Verticall sharding (April 4, 2023 )

They go with vertically partition[[Databases#Database Partitioning]] the database by table(s). Instead of splitting each table across many databases, we would move groups of tables onto their own databases. This proved to have both short- and long-term benefits: Vertical partitioning relieves our original database now, while providing a path forward for horizontally sharding subsets of our tables in the future.

They identify which tables can be split by using average active sessions (AAS) for queries, which describes the average number of active threads dedicated to a given query at a certain point in time. We calculated this information by querying pg_stat_activity in 10 millisecond intervals to identify CPU waits associated with a query, and then aggregated the information by table name

They choose the table which will not do joins and required transactions

Migration approach

  1. Prepare client applications to query from multiple database partitions
  2. Replicate tables from original database to a new database until replication lag is near 0
  3. Pause activity on original database
  4. Wait for databases to synchronize
  5. Reroute query traffic to the new database
  6. Resume activity

Note: To fast down the  logical replication on they removed the indexing and add the indexing after everythings compeleted

They used Log Sequence Number (it is a unique identifier assigned to each transaction log entry, representing the order in which changes were made to the database. LSNs are used to track the state of replication and determine whether two databases are synchronized.)

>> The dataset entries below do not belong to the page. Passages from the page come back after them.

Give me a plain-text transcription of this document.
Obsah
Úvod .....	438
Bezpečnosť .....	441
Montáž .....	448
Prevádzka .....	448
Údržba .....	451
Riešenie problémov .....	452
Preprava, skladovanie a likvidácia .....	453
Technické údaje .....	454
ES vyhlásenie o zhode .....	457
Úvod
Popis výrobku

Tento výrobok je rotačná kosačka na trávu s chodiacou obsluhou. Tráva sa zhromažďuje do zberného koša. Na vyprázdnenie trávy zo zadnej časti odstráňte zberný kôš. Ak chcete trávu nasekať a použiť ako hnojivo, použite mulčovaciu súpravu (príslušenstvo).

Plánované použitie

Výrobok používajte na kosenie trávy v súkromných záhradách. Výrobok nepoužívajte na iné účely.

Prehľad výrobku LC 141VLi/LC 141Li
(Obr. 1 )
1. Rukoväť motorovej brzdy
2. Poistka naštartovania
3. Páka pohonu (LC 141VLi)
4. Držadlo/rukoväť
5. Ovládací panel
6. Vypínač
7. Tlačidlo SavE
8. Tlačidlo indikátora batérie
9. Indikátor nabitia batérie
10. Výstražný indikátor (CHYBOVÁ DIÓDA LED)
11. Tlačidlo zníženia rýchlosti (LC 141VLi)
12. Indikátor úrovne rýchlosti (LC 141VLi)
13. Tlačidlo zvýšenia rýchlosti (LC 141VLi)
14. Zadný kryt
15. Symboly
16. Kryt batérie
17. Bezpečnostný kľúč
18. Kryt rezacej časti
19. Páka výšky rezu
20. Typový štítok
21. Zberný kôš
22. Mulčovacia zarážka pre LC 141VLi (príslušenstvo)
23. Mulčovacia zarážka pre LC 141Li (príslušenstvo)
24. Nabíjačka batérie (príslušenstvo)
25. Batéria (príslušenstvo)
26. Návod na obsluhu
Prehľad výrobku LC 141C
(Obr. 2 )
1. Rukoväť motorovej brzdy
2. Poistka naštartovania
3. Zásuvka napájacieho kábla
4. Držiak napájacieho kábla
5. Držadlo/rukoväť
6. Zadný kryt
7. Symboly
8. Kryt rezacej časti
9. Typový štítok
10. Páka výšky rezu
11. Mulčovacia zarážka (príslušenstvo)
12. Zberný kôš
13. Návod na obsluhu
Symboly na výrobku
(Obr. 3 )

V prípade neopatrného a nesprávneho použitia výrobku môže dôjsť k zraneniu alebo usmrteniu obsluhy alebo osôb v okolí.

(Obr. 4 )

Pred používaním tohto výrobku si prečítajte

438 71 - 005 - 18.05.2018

They created new Query Routing service will centralize and simplify routing logic as we scale to more partitions.

Horizontal sharding (March 14, 2024)

 Our first goal was to shard a relatively simple but very high traffic table in production as soon as possible    horizontally sharded groups of related tables into colocations.which shared the same sharding key and physical sharding layout. This provided a friendly abstraction for developers to interact with horizontally sharded tables.

shard key -> selected a handful of sharding keys like UserID, FileID, or OrgID. Almost every table at Figma could be sharded using one of these keys.

They group the table in same sharding if they comes under single domain and they have same shard key such that the query will support join and transaction

Example: Imagine Figma has a colo named “UserColo” that includes tables related to user data. Within this colo, there are tables such as “Users”, “UserPreferences”, and “UserActivity”. Each of these tables is sharded based on the UserID, ensuring that data related to a specific user is stored together on the same shard.

Logical Sharding and Physical Sharding

First they did Logical Sharding that involves partitioning or organizing data at the application layer in a way that simulates horizontal sharding without physically distributing the data across multiple shards.

Then after sucess of logical they implement Physical Sharding that involves the actual distribution of data across multiple backend database servers

 DBProxy service that intercepts SQL queries generated by our application layer, and dynamically routes queries to various Postgres databases. build with GO  The job is  - A query parser reads SQL sent by the application and transforms it into an Abstract Syntax Tree (AST).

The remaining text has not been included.